The biggest news is that the Apache board approved Flink as a top-level Apache project! The Flink team is working closely with the Apache press team for an official announcement, so stay tuned for details!

New Flink website

The Flink website got a total make-over, both in terms of appearance and content.

Flink IRC channel

A new IRC channel called #flink was created at irc.freenode.org. An easy way to access the IRC channel is through the web client. Feel free to stop by to ask anything or share your ideas about Apache Flink!

Meetups and Talks

Apache Flink was presented in the Amsterdam Hadoop User Group

Notable code contributions

Note: Code contributions listed here may not be part of a release or even the current snapshot yet.

Streaming Scala API

The Flink Streaming Java API recently got its Scala counterpart. Once merged, Flink Streaming users can use both Scala and Java for their development. The Flink Streaming Scala API is built as a thin layer on top of the Java API, making sure that the APIs are kept easily in sync.

Intermediate datasets

This pull request introduces a major change in the Flink runtime. Currently, the Flink runtime is based on the notion of operators that exchange data through channels. With the PR, intermediate data sets that are produced by operators become first-class citizens in the runtime. While this does not have any user-facing impact yet, it lays the groundwork for a slew of future features such as blocking execution, fine-grained fault-tolerance, and more efficient data sharing between cluster and client.

Configurable execution mode

This pull request allows the user to change the object-reuse behaviour. Before this pull request, some operations would reuse objects passed to the user function while others would always create new objects. This introduces a system wide switch and changes all operators to either reuse objects or don’t reuse objects.

Distributed Coordination via Akka

Another major change is a complete rewrite of the JobManager / TaskManager components in Scala. In addition to that, the old RPC service was replaced by Actors, using the Akka framework.

Sorting of very large records

Flink’s internal sort-algorithms were improved to better handle large records (multiple 100s of megabytes or larger). Previously, the system did in some cases hold instances of multiple large records, resulting in high memory consumption and JVM heap thrashing. Through this fix, large records are streamed through the operators, reducing the memory consumption and GC pressure. The system now requires much less memory to support algorithms that work on such large records.
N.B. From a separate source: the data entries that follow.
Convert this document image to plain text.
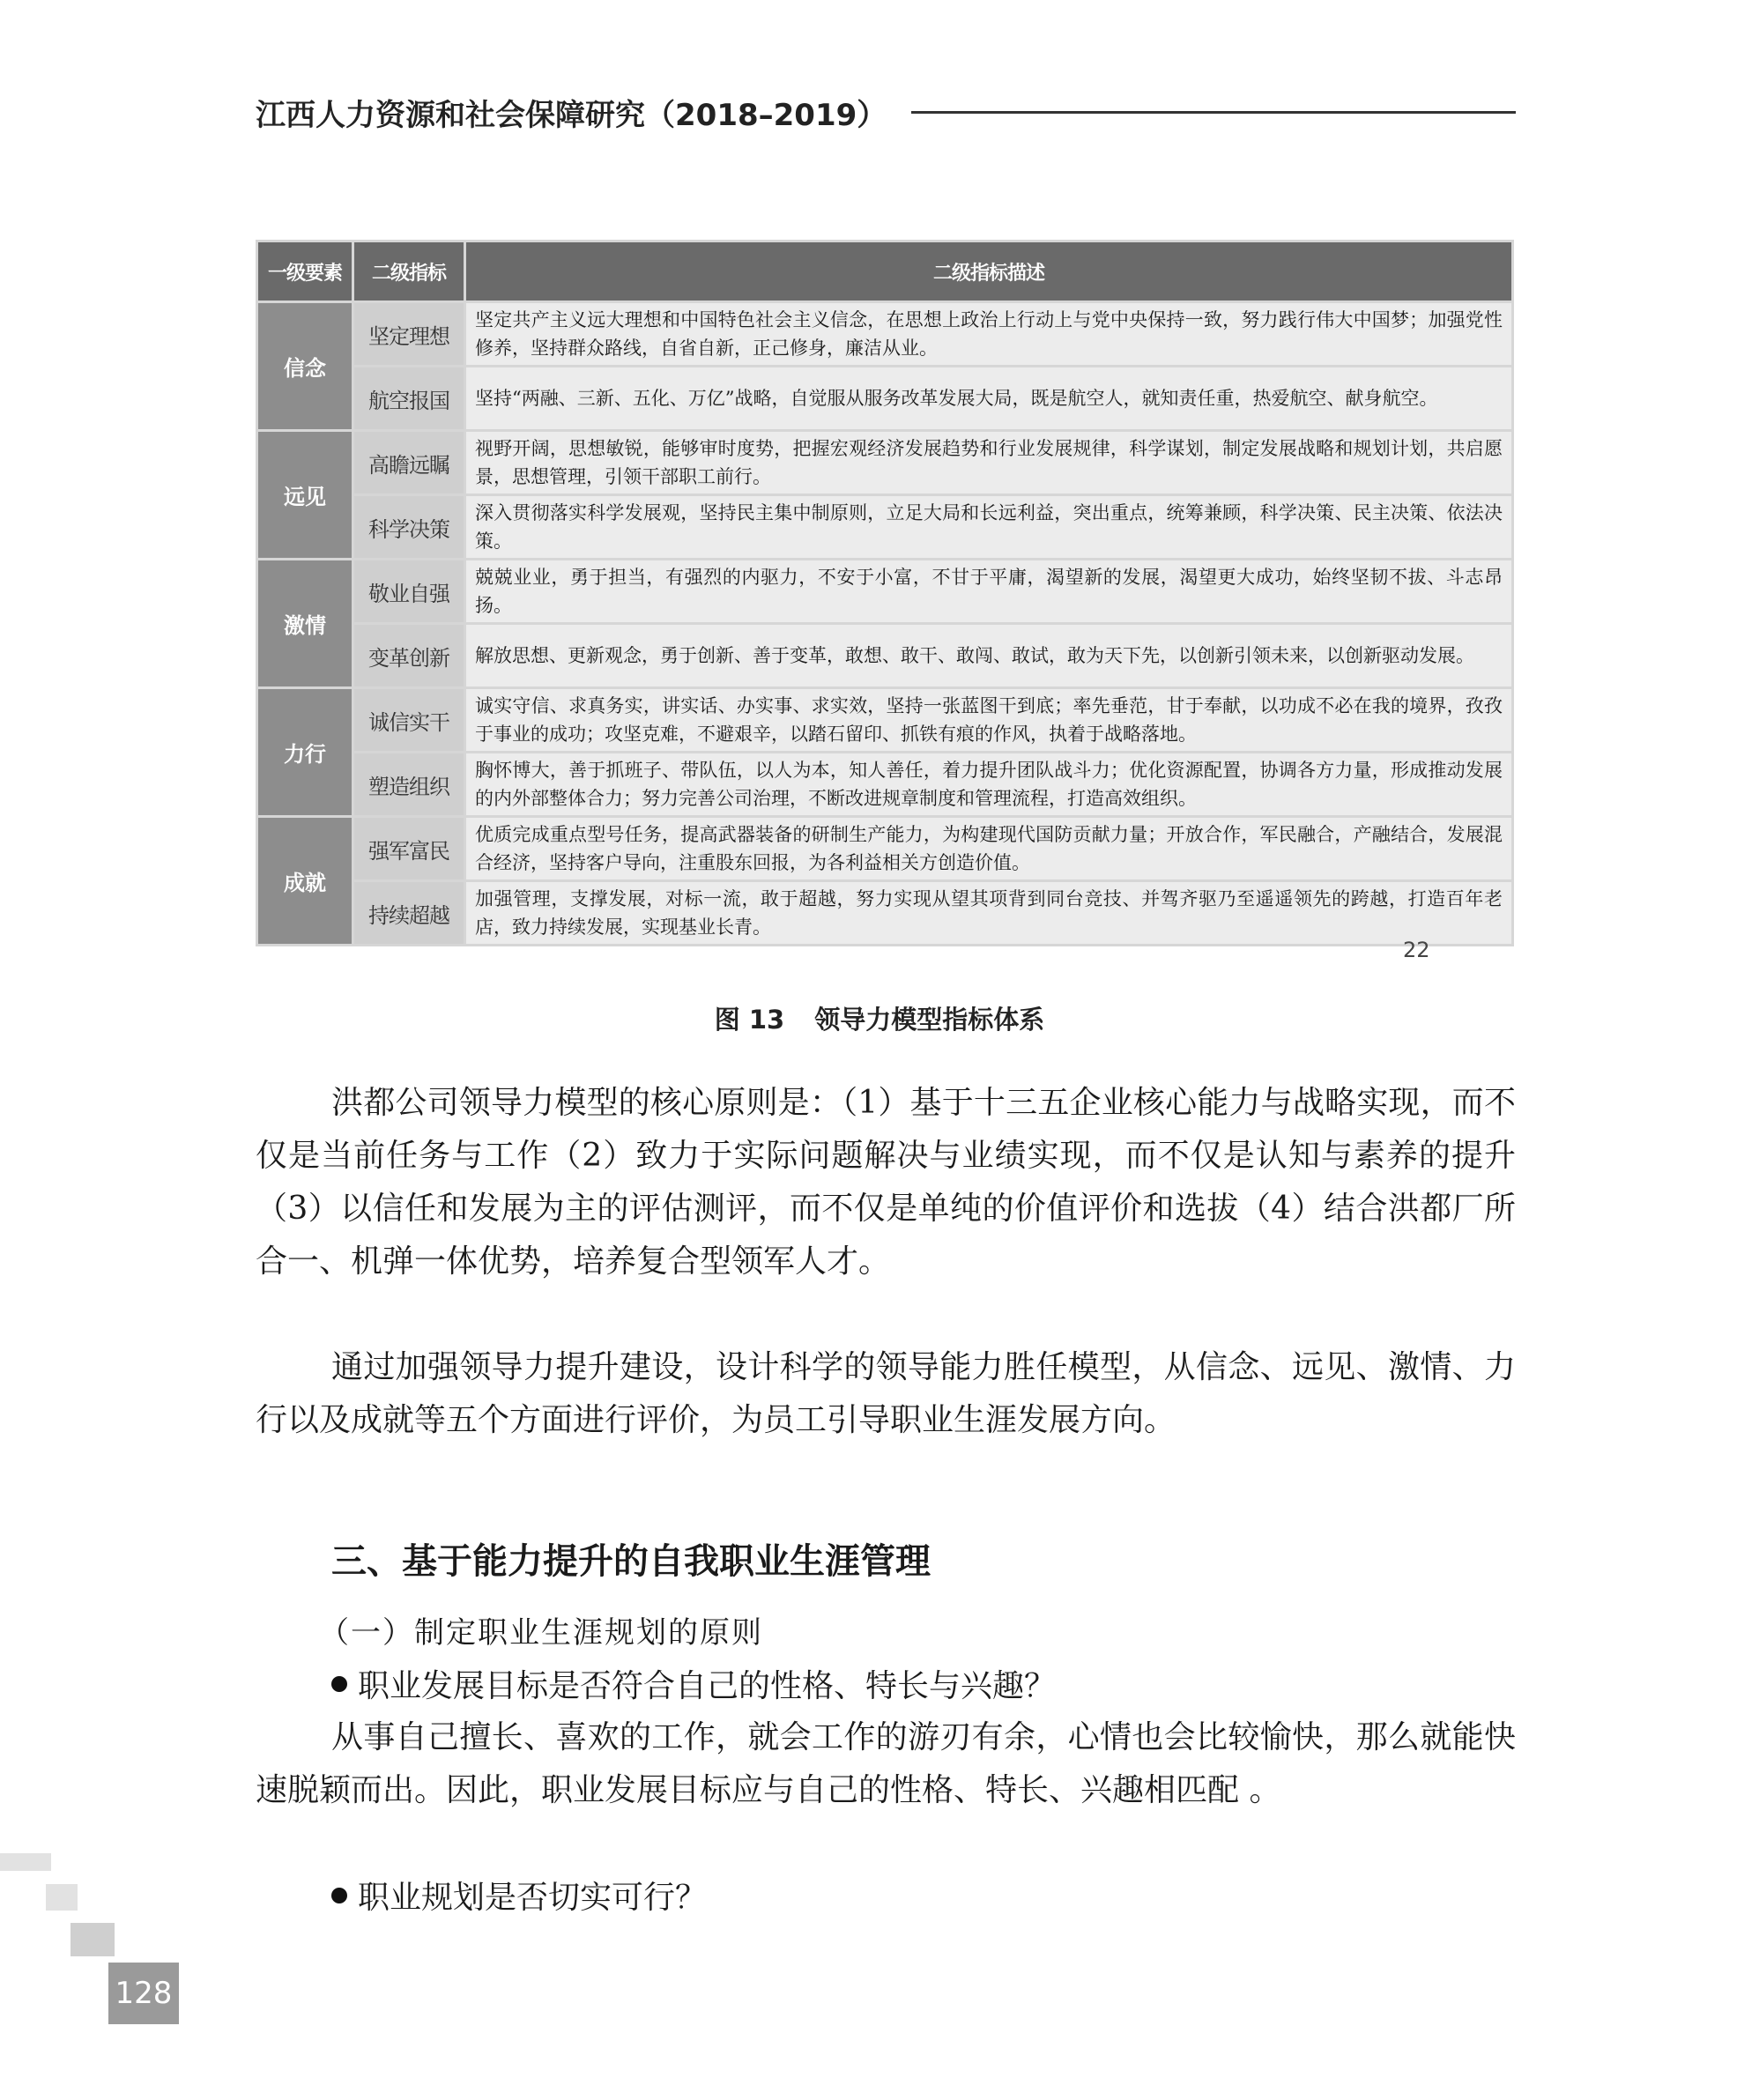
江西人力资源和社会保障研究（2018–2019）
一级要素	二级指标	二级指标描述
信念	坚定理想	坚定共产主义远大理想和中国特色社会主义信念，在思想上政治上行动上与党中央保持一致，努力践行伟大中国梦；加强党性修养，坚持群众路线，自省自新，正己修身，廉洁从业。
	航空报国	坚持“两融、三新、五化、万亿”战略，自觉服从服务改革发展大局，既是航空人，就知责任重，热爱航空、献身航空。
远见	高瞻远瞩	视野开阔，思想敏锐，能够审时度势，把握宏观经济发展趋势和行业发展规律，科学谋划，制定发展战略和规划计划，共启愿景，思想管理，引领干部职工前行。
	科学决策	深入贯彻落实科学发展观，坚持民主集中制原则，立足大局和长远利益，突出重点，统筹兼顾，科学决策、民主决策、依法决策。
激情	敬业自强	兢兢业业，勇于担当，有强烈的内驱力，不安于小富，不甘于平庸，渴望新的发展，渴望更大成功，始终坚韧不拔、斗志昂扬。
	变革创新	解放思想、更新观念，勇于创新、善于变革，敢想、敢干、敢闯、敢试，敢为天下先，以创新引领未来，以创新驱动发展。
力行	诚信实干	诚实守信、求真务实，讲实话、办实事、求实效，坚持一张蓝图干到底；率先垂范，甘于奉献，以功成不必在我的境界，孜孜于事业的成功；攻坚克难，不避艰辛，以踏石留印、抓铁有痕的作风，执着于战略落地。
	塑造组织	胸怀博大，善于抓班子、带队伍，以人为本，知人善任，着力提升团队战斗力；优化资源配置，协调各方力量，形成推动发展的内外部整体合力；努力完善公司治理，不断改进规章制度和管理流程，打造高效组织。
成就	强军富民	优质完成重点型号任务，提高武器装备的研制生产能力，为构建现代国防贡献力量；开放合作，军民融合，产融结合，发展混合经济，坚持客户导向，注重股东回报，为各利益相关方创造价值。
	持续超越	加强管理，支撑发展，对标一流，敢于超越，努力实现从望其项背到同台竞技、并驾齐驱乃至遥遥领先的跨越，打造百年老店，致力持续发展，实现基业长青。
22
图 13 领导力模型指标体系

洪都公司领导力模型的核心原则是：（1）基于十三五企业核心能力与战略实现，而不仅是当前任务与工作（2）致力于实际问题解决与业绩实现，而不仅是认知与素养的提升（3）以信任和发展为主的评估测评，而不仅是单纯的价值评价和选拔（4）结合洪都厂所合一、机弹一体优势，培养复合型领军人才。

通过加强领导力提升建设，设计科学的领导能力胜任模型，从信念、远见、激情、力行以及成就等五个方面进行评价，为员工引导职业生涯发展方向。

三、基于能力提升的自我职业生涯管理
（一）制定职业生涯规划的原则
职业发展目标是否符合自己的性格、特长与兴趣？

从事自己擅长、喜欢的工作，就会工作的游刃有余，心情也会比较愉快，那么就能快速脱颖而出。因此，职业发展目标应与自己的性格、特长、兴趣相匹配 。

职业规划是否切实可行？
128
Kryo Serialization as the new default fallback

Flink’s build-in type serialization framework is handles all common types very efficiently. Prior versions uses Avro to serialize types that the built-in framework could not handle. Flink serialization system improved a lot over time and by now surpasses the capabilities of Avro in many cases. Kryo now serves as the default fallback serialization framework, supporting a much broader range of types.

Hadoop FileSystem support

This change permits users to use all file systems supported by Hadoop with Flink. In practice this means that users can use Flink with Tachyon, Google Cloud Storage (also out of the box Flink YARN support on Google Compute Cloud), FTP and all the other file system implementations for Hadoop.

Heading to the 0.8.0 release

The community is working hard together with the Apache infra team to migrate the Flink infrastructure to a top-level project. At the same time, the Flink community is working on the Flink 0.8.0 release which should be out very soon.